"Many struggle to feed and educate their children," Fleischer said, adding that WFP is committed to delivering aid to help them to survive and to rebuild their lives in future.
Wheat production is estimated at 2.2 million metric tonnes in 2019, compared to last year's 29-year low of 1.2 million tonnes, but is still far below the pre-crisis average of 4.1 million tonnes (2002-2011), said a new report produced jointly by WFP and the UN Food and Agriculture Organization's Crop and Food Security Assessment Mission.
Estimated production of barley, at 2 million metric tonnes, is over five times the 2018 crop and more than 150 percent higher than the average production before the almost nine-year-old Syrian conflict, the report said.
But food prices have been gradually increasing over the past 12 to 14 months, mainly as a result of increased domestic fuel prices and a continuous depreciation of the Syrian Pound on the informal exchange market, the WFP said.
Food scarcity has increased due to ongoing local hostilities, more people being forced to leave their homes for longer periods, increased numbers of recent returnees, and communities that have been weakened by the devastating war, the UN report said.
Around 6.5 million people in Syria are estimated to be going hungry and to be in need of food and livelihoods support, while another 2.5 million people are at risk of food scarcity and need help to boost their livelihoods and resilience.
Although some areas of Syria received more than double their yearly rainfall average in 2018-19, farmers face many difficulties, the report warned. Problems include shortages of agricultural inputs, reduced access to urban markets caused by high fuel prices, local insecurity and a lack of refrigerator trucks. Another issue is field fires including ones believed to have been started maliciously, which destroyed some 85,000 hectares of crops according to the Syrian government.
"Despite the good rains, farmers in rural areas are still facing many challenges including a lack of access to seeds and fertilizers, high transport costs, the presence of unexploded ordnance in some of their fields, and limited marketing opportunities," said FAO Representative in Syria, Mike Robson.
"Unless there is increased support for agricultural livelihoods, particularly those of Syria's most vulnerable families, the reliance on food assistance will remain," he said.
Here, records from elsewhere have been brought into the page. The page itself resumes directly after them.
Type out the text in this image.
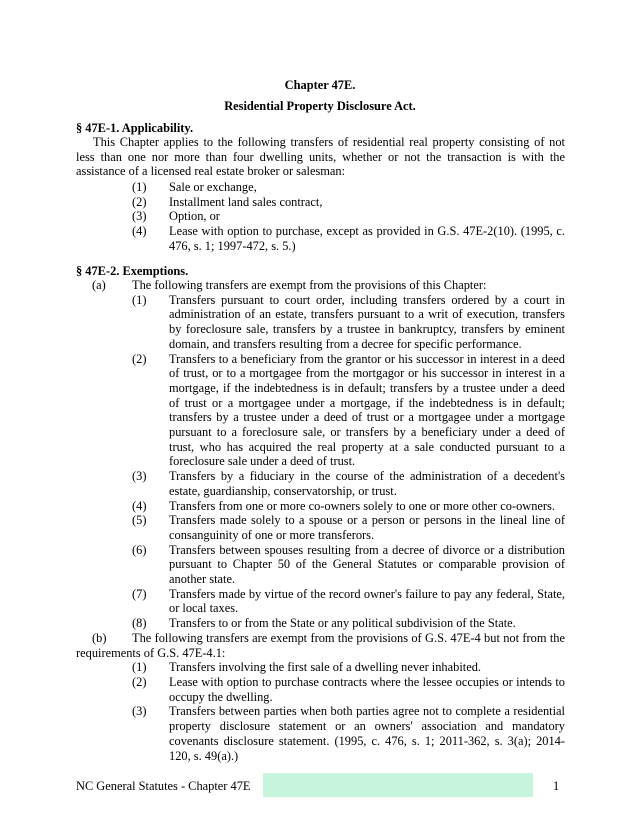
Chapter 47E.
Residential Property Disclosure Act.
§ 47E-1. Applicability.
This Chapter applies to the following transfers of residential real property consisting of not less than one nor more than four dwelling units, whether or not the transaction is with the assistance of a licensed real estate broker or salesman:
(1) Sale or exchange,
(2) Installment land sales contract,
(3) Option, or
(4) Lease with option to purchase, except as provided in G.S. 47E-2(10). (1995, c. 476, s. 1; 1997-472, s. 5.)
§ 47E-2. Exemptions.
(a) The following transfers are exempt from the provisions of this Chapter:
(1) Transfers pursuant to court order, including transfers ordered by a court in administration of an estate, transfers pursuant to a writ of execution, transfers by foreclosure sale, transfers by a trustee in bankruptcy, transfers by eminent domain, and transfers resulting from a decree for specific performance.
(2) Transfers to a beneficiary from the grantor or his successor in interest in a deed of trust, or to a mortgagee from the mortgagor or his successor in interest in a mortgage, if the indebtedness is in default; transfers by a trustee under a deed of trust or a mortgagee under a mortgage, if the indebtedness is in default; transfers by a trustee under a deed of trust or a mortgagee under a mortgage pursuant to a foreclosure sale, or transfers by a beneficiary under a deed of trust, who has acquired the real property at a sale conducted pursuant to a foreclosure sale under a deed of trust.
(3) Transfers by a fiduciary in the course of the administration of a decedent's estate, guardianship, conservatorship, or trust.
(4) Transfers from one or more co-owners solely to one or more other co-owners.
(5) Transfers made solely to a spouse or a person or persons in the lineal line of consanguinity of one or more transferors.
(6) Transfers between spouses resulting from a decree of divorce or a distribution pursuant to Chapter 50 of the General Statutes or comparable provision of another state.
(7) Transfers made by virtue of the record owner's failure to pay any federal, State, or local taxes.
(8) Transfers to or from the State or any political subdivision of the State.
(b)	The following transfers are exempt from the provisions of G.S. 47E-4 but not from the requirements of G.S. 47E-4.1:
(1) Transfers involving the first sale of a dwelling never inhabited.
(2) Lease with option to purchase contracts where the lessee occupies or intends to occupy the dwelling.
(3) Transfers between parties when both parties agree not to complete a residential property disclosure statement or an owners' association and mandatory covenants disclosure statement. (1995, c. 476, s. 1; 2011-362, s. 3(a); 2014-120, s. 49(a).)
NC General Statutes - Chapter 47E	1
Besides increased fuel and commodity prices, a lack of job opportunities has crimped households' purchasing power, causing more families to adopt "negative coping strategies" such as consuming less preferred and less expensive food, cutting the number of daily meals or withdrawing children from school in order to work, the report underlined.
For examples, returnees in Aleppo, Homs and Deir-ez-Zor governorates reported that in most households, adults went without eggs and dairy products so that their children could eat the micronutrient-rich foods instead.
On a more positive note, concerns that last year's poor harvest would result in seed shortages were eased by access to a small supply from the national General Organization for Seed Multiplication (GOSM), as well as purchasing on the market, borrowing seeds and using some saved seeds from last year, said the report.
Under a joint FAO-WFP project, 14,450 of the poorest farmers in Hasakeh, Raqqa, Deir-ez-Zor, Aleppo and Hama governorates were supplied with wheat seed, enabling them to cultivate, the report noted.
WFP provides food assistance to more than 4 million food-insecure people every month across all 14 governorates in Syria, including conflict-affected areas like the north-west. It is also issuing electronic food vouchers to local traders and small-scale producers seeking to boost their livelihoods as well as to pregnant and breast-feeding mothers, to give them choice and varied diets, said the agency.
So far this year, FAO has reached 31,000 farming families (186,000 people) across Syria.